Measuring quantum states provides a means to generate genuine random numbers. It has been shown that genuine randomness can be obtained even with an uncharacterized source by measuring two incompatible bases [Phys. Rev. X 6, 011020 (2016)]. As coherence is the necessary source for generating randomness, we extend the scheme and propose a framework for quantum random number generation with general uncharacterized coherence resource. The previous scheme can be treated as a special case under the framework by considering a nonlinear uncertainty-relation-based coherence witness. Considering general coherence witnesses, we propose a source-independent random-number generation scheme that achieves a higher randomness generation rate. Our paper highlights the close relation between coherence and random-number generation and may shed light on designing general semi-device-independent quantum information processing protocols.

Figure 1

A quantum random-number generator can be generally decomposed into two parts: source and measurement.

Figure 2

Source-independent quantum random-number generator.

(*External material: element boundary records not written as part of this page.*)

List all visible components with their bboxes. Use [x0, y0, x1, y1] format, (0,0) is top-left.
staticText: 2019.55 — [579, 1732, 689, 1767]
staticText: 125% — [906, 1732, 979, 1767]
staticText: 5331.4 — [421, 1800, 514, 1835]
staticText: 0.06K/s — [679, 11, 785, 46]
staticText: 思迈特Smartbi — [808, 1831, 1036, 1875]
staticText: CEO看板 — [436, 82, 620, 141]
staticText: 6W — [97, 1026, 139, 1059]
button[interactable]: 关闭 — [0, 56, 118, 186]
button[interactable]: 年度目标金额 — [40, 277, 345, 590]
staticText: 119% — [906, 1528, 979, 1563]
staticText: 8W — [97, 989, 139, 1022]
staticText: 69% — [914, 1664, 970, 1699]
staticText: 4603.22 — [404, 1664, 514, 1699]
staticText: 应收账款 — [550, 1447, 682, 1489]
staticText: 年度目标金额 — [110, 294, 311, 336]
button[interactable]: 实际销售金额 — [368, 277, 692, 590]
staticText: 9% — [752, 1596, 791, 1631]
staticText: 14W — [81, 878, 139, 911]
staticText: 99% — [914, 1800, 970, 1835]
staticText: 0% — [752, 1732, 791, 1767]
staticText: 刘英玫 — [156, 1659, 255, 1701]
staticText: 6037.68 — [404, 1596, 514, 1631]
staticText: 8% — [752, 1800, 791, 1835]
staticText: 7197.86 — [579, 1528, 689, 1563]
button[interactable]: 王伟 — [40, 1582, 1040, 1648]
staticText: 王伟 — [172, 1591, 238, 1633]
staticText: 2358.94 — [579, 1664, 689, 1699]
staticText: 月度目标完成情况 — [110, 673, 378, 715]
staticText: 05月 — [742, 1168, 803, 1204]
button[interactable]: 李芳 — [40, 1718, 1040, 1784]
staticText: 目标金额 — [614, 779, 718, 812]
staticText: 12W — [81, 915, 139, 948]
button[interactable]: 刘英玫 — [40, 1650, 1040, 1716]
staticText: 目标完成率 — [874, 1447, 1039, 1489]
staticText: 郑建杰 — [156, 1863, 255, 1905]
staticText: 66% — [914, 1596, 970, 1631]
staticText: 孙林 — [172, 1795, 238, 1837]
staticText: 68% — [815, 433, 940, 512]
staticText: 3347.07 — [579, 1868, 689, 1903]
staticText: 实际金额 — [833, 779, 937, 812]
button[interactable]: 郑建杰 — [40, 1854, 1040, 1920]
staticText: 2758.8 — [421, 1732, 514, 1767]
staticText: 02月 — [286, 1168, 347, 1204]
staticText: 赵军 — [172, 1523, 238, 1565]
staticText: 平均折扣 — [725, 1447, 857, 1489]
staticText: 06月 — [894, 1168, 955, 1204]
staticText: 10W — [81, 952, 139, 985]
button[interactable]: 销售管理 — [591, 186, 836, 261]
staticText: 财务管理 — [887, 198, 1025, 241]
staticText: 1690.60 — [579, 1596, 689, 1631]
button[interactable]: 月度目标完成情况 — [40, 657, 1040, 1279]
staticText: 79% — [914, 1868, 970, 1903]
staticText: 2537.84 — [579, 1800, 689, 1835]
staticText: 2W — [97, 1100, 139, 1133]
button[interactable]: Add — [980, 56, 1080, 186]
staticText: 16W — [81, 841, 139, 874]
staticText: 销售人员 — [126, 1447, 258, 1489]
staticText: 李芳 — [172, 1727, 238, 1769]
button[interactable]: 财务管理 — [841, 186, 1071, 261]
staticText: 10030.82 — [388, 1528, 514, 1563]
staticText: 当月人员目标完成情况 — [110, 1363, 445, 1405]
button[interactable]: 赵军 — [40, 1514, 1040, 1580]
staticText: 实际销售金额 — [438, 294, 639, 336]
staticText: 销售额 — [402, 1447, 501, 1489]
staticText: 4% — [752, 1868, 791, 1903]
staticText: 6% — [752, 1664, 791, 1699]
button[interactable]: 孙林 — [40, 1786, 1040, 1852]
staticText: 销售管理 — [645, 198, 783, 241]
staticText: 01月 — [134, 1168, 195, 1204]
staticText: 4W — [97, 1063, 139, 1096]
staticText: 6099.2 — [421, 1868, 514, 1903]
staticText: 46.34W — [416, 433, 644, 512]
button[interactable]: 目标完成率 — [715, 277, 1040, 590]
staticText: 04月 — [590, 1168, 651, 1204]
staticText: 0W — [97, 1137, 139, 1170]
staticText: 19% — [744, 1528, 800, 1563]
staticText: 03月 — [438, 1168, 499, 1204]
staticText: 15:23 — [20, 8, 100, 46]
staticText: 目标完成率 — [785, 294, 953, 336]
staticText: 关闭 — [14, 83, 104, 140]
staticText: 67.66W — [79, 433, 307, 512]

The squashing model is applied to transform the input states into qubits and vacuum states. Then, a basis is chosen to measure the squashed qubits. The dashed line on the measurement side denotes that, in some schemes [11], initial random bits are needed to choose the measurement basis randomly. Note that, in some other schemes [12], a beam splitter is used to randomly select the measurement basis, which, of course, might raise the question why one should trust a beam splitter. Such kinds of discussions appeared in Ref. [11].

Figure 3

Comparison of the randomness generation rates with an input qubit state ${\rho }_A=\frac{\mathrm{I}+x{\sigma }_x+y{\sigma }_y}{2}$ with $N\to \infty ,q_z=1,\beta =1$. (a) The lower surface describes the randomness generation rate for the uncertainty-relation-based scheme $r_u$ as shown in Eq. (26), whereas the upper surface describes the randomness generation rate for the tomography-based scheme $r_t$ as shown in Eq. (27). (b) Illustration of the gap between the two schemes $r_t-r_u\ge 0$.

Figure 4

Randomness generation rate vs intensity $\mu$ with various depolarization parameters $p$. The optimal $\mu$ for $p=0$, 0.1, and 0.3 are $\mu =1.4$, 0.9, and 0.5, respectively.

Figure 5

The performance of the tomography-based SIQRNG by optimizing the basis selection parameter $q$ where we pick $p=0.1$ and have the intensity parameter $\mu$ optimized. (a) shows the optimal value of $q$ vs the number of pulses $N$. (b) illustrates the randomness generate rate $R_t^{\varepsilon }/N$ vs the number of pulses $N$.